From Sunset to Star Rise
Go from me, summer friends, and tarry not:
I am no summer friend, but wintry cold,
A silly sheep benighted from the fold,
A sluggard with a thorn-choked garden plot.
Take counsel, sever from my lot your lot,
Dwell in your pleasant places, hoard your gold;
Lest you with me should shiver on the wold,
Athirst and hungering on a barren spot.
For I have hedged me with a thorny hedge,
I live alone, I look to die alone:
Yet sometimes, when a wind sighs through the sedge,
Ghosts of my buried years, and friends come back,
My heart goes sighing after swallows flown
On sometime summer’s unreturning track.
‘From Sunset to Star Rise’ is a Petrarchan or Italian sonnet, rhymed abbabbacdcede. Rossetti wrote many sonnets, including the classic ‘Remember’ (written when she was still a teenager), and mastered the form from a young age. Spoken by a woman who has chosen to ostracise herself from society and her friends – perhaps, as some critics have suggested, because she is a fallen woman – ‘From Sunset to Star Rise’ uses autumnal imagery and the disappearing summer to reflect on fallenness and sin as part of human nature.

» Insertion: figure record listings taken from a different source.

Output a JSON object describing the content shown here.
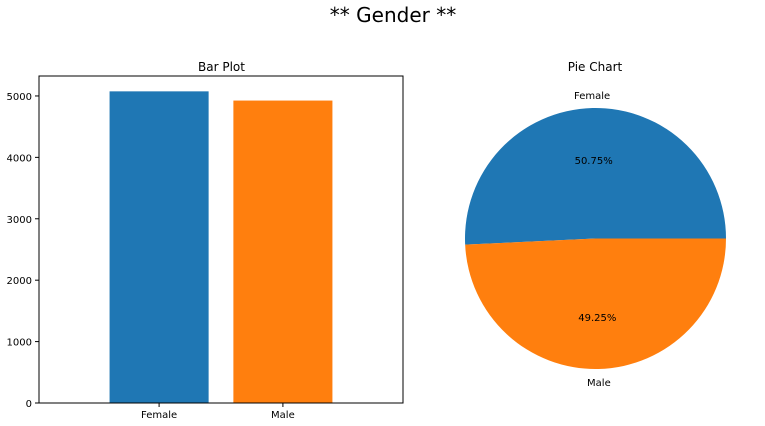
{
  "figure": {
    "suptitle": "** Gender **"
  },
  "chart_data": [
    {
      "type": "bar",
      "title": "Bar Plot",
      "categories": [
        "Female",
        "Male"
      ],
      "values": [
        5075,
        4925
      ],
      "colors": [
        "#1f77b4",
        "#ff7f0e"
      ],
      "ylim": [
        0,
        5325
      ],
      "yticks": [
        0,
        1000,
        2000,
        3000,
        4000,
        5000
      ],
      "xlabel": "",
      "ylabel": "",
      "grid": false
    },
    {
      "type": "pie",
      "title": "Pie Chart",
      "labels": [
        "Female",
        "Male"
      ],
      "values": [
        50.75,
        49.25
      ],
      "pct_labels": [
        "50.75%",
        "49.25%"
      ],
      "colors": [
        "#1f77b4",
        "#ff7f0e"
      ]
    }
  ]
}
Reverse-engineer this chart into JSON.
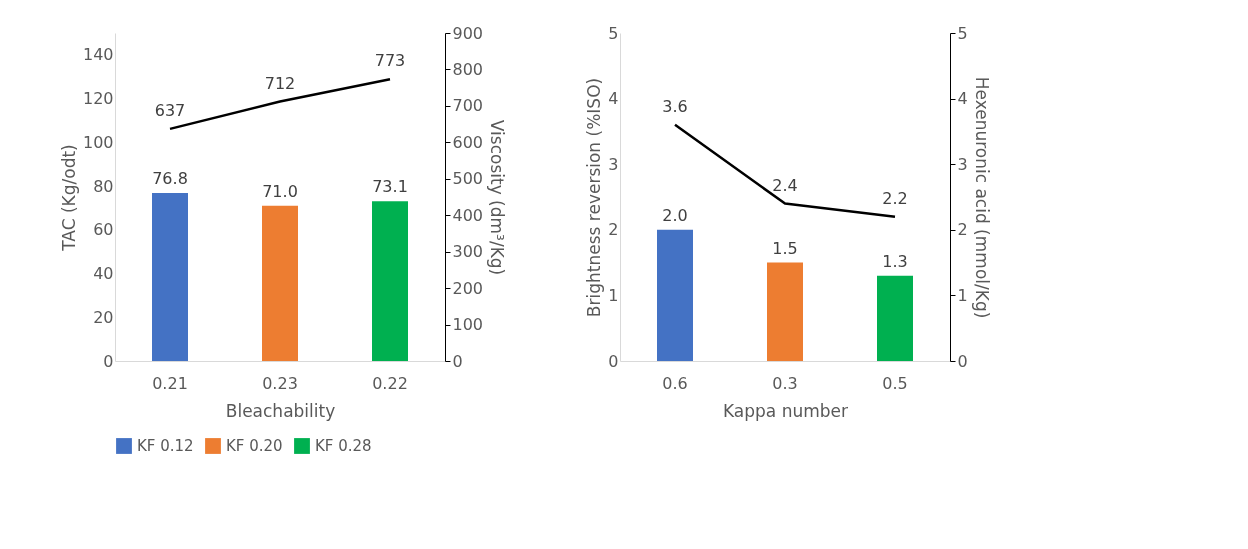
{
  "chart_data": [
    {
      "type": "bar",
      "categories": [
        "0.21",
        "0.23",
        "0.22"
      ],
      "xlabel": "Bleachability",
      "ylabel": "TAC (Kg/odt)",
      "y2label": "Viscosity (dm³/Kg)",
      "ylim": [
        0,
        150
      ],
      "yticks": [
        0,
        20,
        40,
        60,
        80,
        100,
        120,
        140
      ],
      "y2lim": [
        0,
        900
      ],
      "y2ticks": [
        0,
        100,
        200,
        300,
        400,
        500,
        600,
        700,
        800,
        900
      ],
      "legend": "bottom",
      "grid": false,
      "series": [
        {
          "name": "KF 0.12",
          "color": "#4472c4",
          "values": [
            76.8,
            null,
            null
          ],
          "value_labels": [
            "76.8",
            null,
            null
          ]
        },
        {
          "name": "KF 0.20",
          "color": "#ed7d31",
          "values": [
            null,
            71.0,
            null
          ],
          "value_labels": [
            null,
            "71.0",
            null
          ]
        },
        {
          "name": "KF 0.28",
          "color": "#00b050",
          "values": [
            null,
            null,
            73.1
          ],
          "value_labels": [
            null,
            null,
            "73.1"
          ]
        },
        {
          "type": "line",
          "axis": "y2",
          "color": "#000000",
          "values": [
            637,
            712,
            773
          ],
          "value_labels": [
            "637",
            "712",
            "773"
          ]
        }
      ]
    },
    {
      "type": "bar",
      "categories": [
        "0.6",
        "0.3",
        "0.5"
      ],
      "xlabel": "Kappa number",
      "ylabel": "Brightness reversion (%ISO)",
      "y2label": "Hexenuronic acid (mmol/Kg)",
      "ylim": [
        0,
        5
      ],
      "yticks": [
        0,
        1,
        2,
        3,
        4,
        5
      ],
      "y2lim": [
        0,
        5
      ],
      "y2ticks": [
        0,
        1,
        2,
        3,
        4,
        5
      ],
      "legend": "bottom",
      "grid": false,
      "series": [
        {
          "name": "KF 0.12",
          "color": "#4472c4",
          "values": [
            2.0,
            null,
            null
          ],
          "value_labels": [
            "2.0",
            null,
            null
          ]
        },
        {
          "name": "KF 0.20",
          "color": "#ed7d31",
          "values": [
            null,
            1.5,
            null
          ],
          "value_labels": [
            null,
            "1.5",
            null
          ]
        },
        {
          "name": "KF 0.28",
          "color": "#00b050",
          "values": [
            null,
            null,
            1.3
          ],
          "value_labels": [
            null,
            null,
            "1.3"
          ]
        },
        {
          "type": "line",
          "axis": "y2",
          "color": "#000000",
          "values": [
            3.6,
            2.4,
            2.2
          ],
          "value_labels": [
            "3.6",
            "2.4",
            "2.2"
          ]
        }
      ]
    }
  ]
}
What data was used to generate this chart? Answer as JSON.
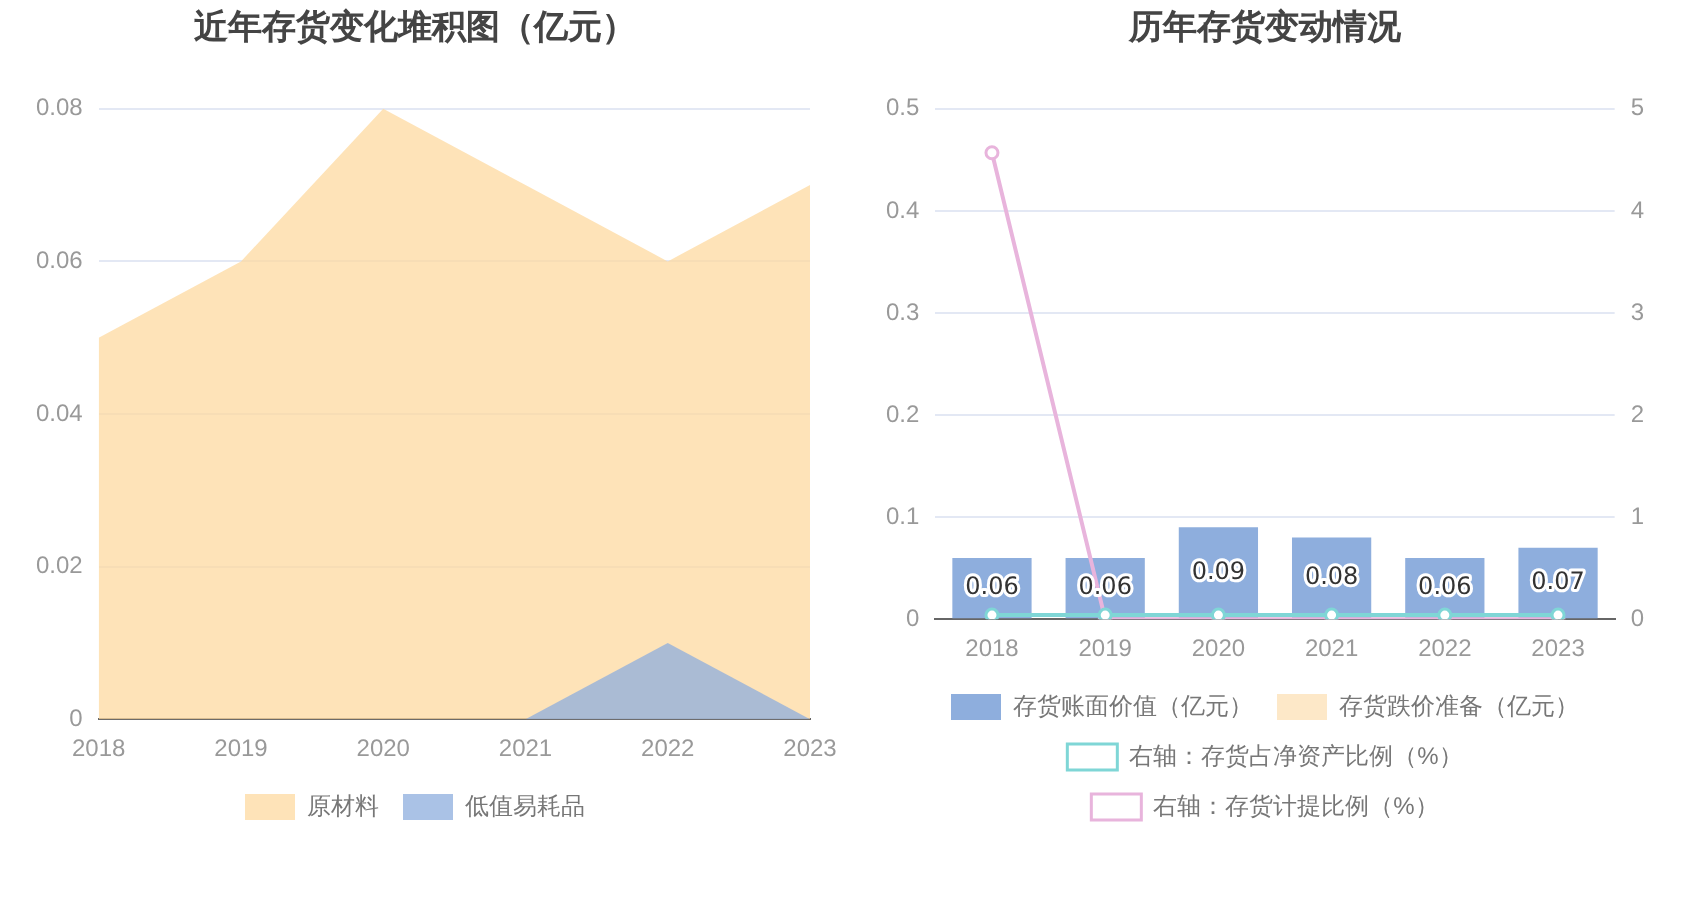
{
  "chart_data": [
    {
      "type": "area",
      "title": "近年存货变化堆积图（亿元）",
      "categories": [
        "2018",
        "2019",
        "2020",
        "2021",
        "2022",
        "2023"
      ],
      "series": [
        {
          "name": "原材料",
          "color": "#fdd9a0",
          "values": [
            0.05,
            0.06,
            0.08,
            0.07,
            0.06,
            0.07
          ]
        },
        {
          "name": "低值易耗品",
          "color": "#8eaedd",
          "values": [
            null,
            null,
            null,
            0,
            0.01,
            0
          ]
        }
      ],
      "ylim": [
        0,
        0.08
      ],
      "yticks": [
        0,
        0.02,
        0.04,
        0.06,
        0.08
      ],
      "grid": "y",
      "legend": "bottom"
    },
    {
      "type": "bar",
      "title": "历年存货变动情况",
      "categories": [
        "2018",
        "2019",
        "2020",
        "2021",
        "2022",
        "2023"
      ],
      "series": [
        {
          "name": "存货账面价值（亿元）",
          "color": "#8eaedd",
          "values": [
            0.06,
            0.06,
            0.09,
            0.08,
            0.06,
            0.07
          ],
          "value_labels": [
            "0.06",
            "0.06",
            "0.09",
            "0.08",
            "0.06",
            "0.07"
          ]
        },
        {
          "name": "存货跌价准备（亿元）",
          "color": "#fde8c8",
          "values": [
            null,
            null,
            null,
            null,
            null,
            null
          ]
        },
        {
          "name": "右轴：存货占净资产比例（%）",
          "type": "line",
          "axis": "y2",
          "color": "#7fd6d6",
          "values": [
            0.04,
            0.04,
            0.04,
            0.04,
            0.04,
            0.04
          ]
        },
        {
          "name": "右轴：存货计提比例（%）",
          "type": "line",
          "axis": "y2",
          "color": "#e8b4dc",
          "values": [
            4.57,
            0,
            0,
            0,
            0,
            0
          ]
        }
      ],
      "ylim": [
        0,
        0.5
      ],
      "yticks": [
        0,
        0.1,
        0.2,
        0.3,
        0.4,
        0.5
      ],
      "y2lim": [
        0,
        5
      ],
      "y2ticks": [
        0,
        1,
        2,
        3,
        4,
        5
      ],
      "grid": "y",
      "legend": "bottom",
      "marker": "circle"
    }
  ]
}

‘On sometime summer’s unreturning track’ is one of Rossetti’s finest closing lines, even though it closes a poem that is not one of her finest, or best-known. It sounds a wonderfully wistful note, capturing the sense of falling away that we see in much of Christina Rossetti’s poetry: ‘sometime summer’ is neatly alliterative, while ‘unreturning’, almost proto-Hardyesque in its use of the ‘un-’ prefix, is a masterstroke of assonance, picking up the flat ‘u’ of the previous two words before turning it in a different direction with that very word, ‘unreturning’.
And the mention of those swallows recalls Keats’s closing lines from his autumn poem – the ode ‘To Autumn’ – with the image of swallows flying south for the winter with the onset of autumn.
About Christina Rossetti
Christina Rossetti (1830-94) was one of the Victorian era’s greatest and most influential poets. She was the younger sister (by two years) of the Pre-Raphaelite artist and poet Dante Gabriel Rossetti. Christina Rossetti was born in London in 1830, and lived with her mother virtually all of her life. She never married. Many of her poems engage with the question of religious belief, such as ‘Good Friday’ (a poem about honest religious doubt as much as faith) and ‘Twice’, about the importance of Christian forgiveness and redemption (the poem is spoken by a fallen woman, a theme that can also be seen in ‘Goblin Market’).
Christina Rossetti composed her first poem while still a very young girl; she dictated it to her mother. It ran simply: ‘Cecilia never went to school / Without her gladiator.’ Goblin Market and Other Poems was the first collection of her poetry to be published, and it was the book that brought her to public attention. The title poem is a long narrative poem which is often taken for a children’s poem because of its fairy-tale motifs and imagery; Rossetti, however, always denied that the poem was intended for children. Several of the poems in the volume, such as ‘Remember’ and ‘When I am dead, my dearest’, were composed before she had turned twenty.
Rossetti’s influences were as diverse as the many poetic forms in which she wrote: sonnets, ballads, narrative poems, lyrics, even Christmas carols (‘In the Bleak Midwinter’ to name but the most famous). She was remarkably prolific: the Penguin edition of her Complete Poems runs to well over 1,000 pages and is a treasure-trove for the poetry-lover.
Rossetti died in 1894 and was buried in Highgate Cemetery where fellow Victorian writer George Eliot had earlier been laid to rest. She went on to influence a range of later poets, including Gerard Manley Hopkins, Ford Madox Ford, and Elizabeth Jennings. Philip Larkin was an admirer, praising her ‘steely stoicism’.
The author of this article, Dr Oliver Tearle, is a literary critic and lecturer in English at Loughborough University. He is the author of, among others, The Secret Library: A Book-Lovers’ Journey Through Curiosities of History and The Great War, The Waste Land and the Modernist Long Poem.
Am I reading this wrong (possible – I’m looking at this at speed)? – but I make the beginning rhyming abbaabba… did you drop an ‘a’ at the 4th/5th line?
Yes, those final two lines are quite a piece of word music! And all and all, an concise expression of English melancholy couched in a language that sounds lovely, the saddest stories get the prettiest tunes.